When 22-year-old Isobel Bowdery got dressed on Friday evening, ready for a night out at an Eagles of Death Metal concert with her boyfriend, she wasn't aware of the events that would ensue.
She wasn't aware that within a matter of hours, she would be playing dead on the floor of Paris' Bataclan theatre, waiting for her own time to come.
She wasn't aware that the white top she'd put on for the night would emerge blood stained; a permanent depiction of the pain, suffering and devastation she and hundreds of other concert-goers would experience that night.
Isobel emerged alive from Friday's barbaric attacks. But 89 other people weren't so lucky. Thankfully, Isobel has been brave enough to come forward and tell her story on Facebook, teaching us all some hugely valuable lessons about our fellow humankind and how we should cherish the lives we've got.
The post, which has gone viral on Facebook since it was posted not even a day ago, has been liked over 1.2 million times and has been shared across the social network almost half a million times. She starts by describing the "happy" atmosphere in the concert hall, and how when the men burst through the doors of the venue and began opening fire, "we naively believed it was all part of the show".
They soon realised it was not an entertaining spectacle, but a blood-thirsty mission to gun down as many innocent people as possible.
"Dozens of people were shot right in front of me. Pools of blood filled the floor. Cries of grown men who held their girlfriends' dead bodies pierced the small music venue. Futures demolished, families heartbroken. In an instant."
But instead of focussing on the sickening reality of the night's events, despite the fact that "images of those men circling us like vultures will haunt [her] for the rest of [her] life", what's stayed with Isobel most is the actions of the "heroes" she came across that night.
"To the man who reassured me and put his life on line to try and cover my brain whilst I whimpered, to the couple whose last words of love kept me believing the good in the world, to the police who succeeded in rescuing hundreds of people, to the complete strangers who picked me up from the road and consoled me during the 45 minutes I truly believed the boy I loved was dead, to the injured man who I had mistaken for him and then on my recognition that he was not Amaury, held me and told me everything was going to be fine despite being all alone and scared himself, to the woman who opened her doors to the survivors, to the friend who offered me shelter and went out to buy new clothes so I wouldn't have to wear this blood stained top, to all of you who have sent caring messages of support — you make me believe this world has the potential to be better. To never let this happen again."

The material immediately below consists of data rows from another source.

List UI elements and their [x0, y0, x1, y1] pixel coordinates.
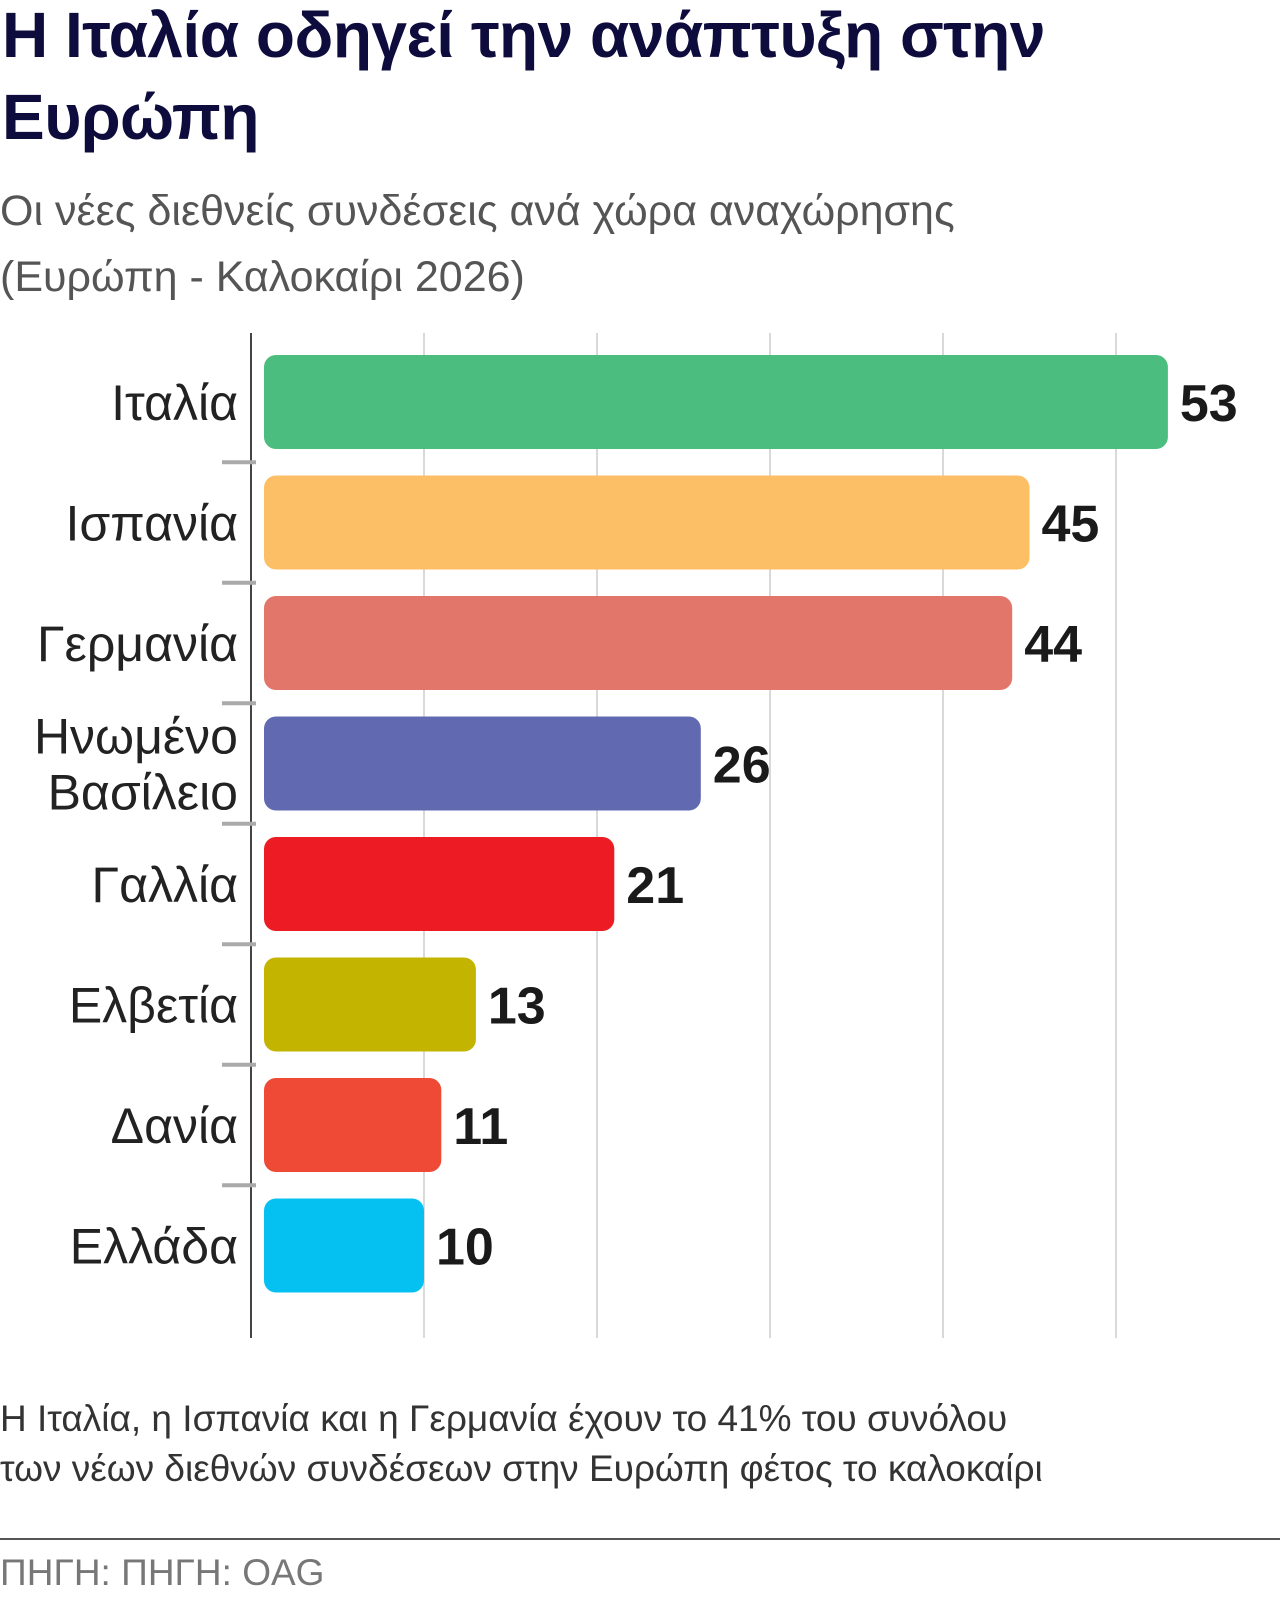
bar — [264, 596, 1013, 690]
data-label: 10 — [436, 1219, 494, 1277]
data-label: 44 — [1024, 616, 1082, 674]
data-label: 11 — [453, 1098, 508, 1156]
category-label: Γερμανία — [37, 616, 238, 672]
category-label: Ελλάδα — [70, 1219, 238, 1275]
category-label: Δανία — [111, 1098, 238, 1154]
data-label: 26 — [713, 737, 771, 795]
chart-subtitle: Οι νέες διεθνείς συνδέσεις ανά χώρα αναχ… — [0, 178, 1270, 310]
subtitle-line-1: Οι νέες διεθνείς συνδέσεις ανά χώρα αναχ… — [0, 187, 955, 235]
chart-title: Η Ιταλία οδηγεί την ανάπτυξη στην Ευρώπη — [2, 0, 1045, 153]
divider — [0, 1538, 1280, 1540]
bar — [264, 475, 1030, 570]
category-label: Βασίλειο — [48, 765, 238, 821]
source-credit: ΠΗΓΗ: ΠΗΓΗ: OAG — [0, 1552, 325, 1593]
bar-chart: Ιταλία 53 Ισπανία 45 Γερμανία 44 ΗνωμένοΒασίλε… — [34, 333, 1238, 1338]
footnote-line-2: των νέων διεθνών συνδέσεων στην Ευρώπη φ… — [0, 1448, 1043, 1489]
bar — [264, 1078, 442, 1172]
footnote: Η Ιταλία, η Ισπανία και η Γερμανία έχουν… — [0, 1394, 1270, 1494]
bar — [264, 1198, 424, 1293]
data-label: 21 — [626, 857, 684, 915]
data-label: 45 — [1042, 496, 1100, 554]
bar — [264, 355, 1168, 449]
category-label: Ηνωμένο — [34, 709, 238, 765]
category-label: Ισπανία — [66, 496, 238, 552]
category-label: Ελβετία — [69, 978, 238, 1034]
category-label: Γαλλία — [92, 857, 238, 913]
footnote-line-1: Η Ιταλία, η Ισπανία και η Γερμανία έχουν… — [0, 1398, 1008, 1439]
subtitle-line-2: (Ευρώπη - Καλοκαίρι 2026) — [0, 253, 525, 301]
bar — [264, 716, 701, 811]
bar — [264, 957, 476, 1052]
bar — [264, 837, 615, 931]
data-label: 53 — [1180, 375, 1238, 433]
category-label: Ιταλία — [111, 375, 238, 431]
data-label: 13 — [488, 978, 546, 1036]
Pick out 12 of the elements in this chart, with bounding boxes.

And perhaps in the most important message of all from her post, Isobel gave some words of comfort to the families and loved ones of those lost on Friday. As she lay on the floor, covering herself with the dead bodies of those who had already succumbed to the senseless violence and waiting for her own time, she insists she didn't reflect on the sickening acts her fellow humans had committed, but that she took something entirely more powerful from it. She writes:
"Truly believing that I would join them, I promise that their last thoughts were not on the animals who caused all this. It was thinking of the people they loved. As I lay down in the blood of strangers and waiting for my bullet to end my mere 22 years, I envisioned every face that I have ever loved and whispered I love you. Over and over again. Reflecting on the highlights of my life. Wishing that those I love knew just how much, wishing that they knew that no matter what happened to me, to keep believing in the good in people. To not let those men win."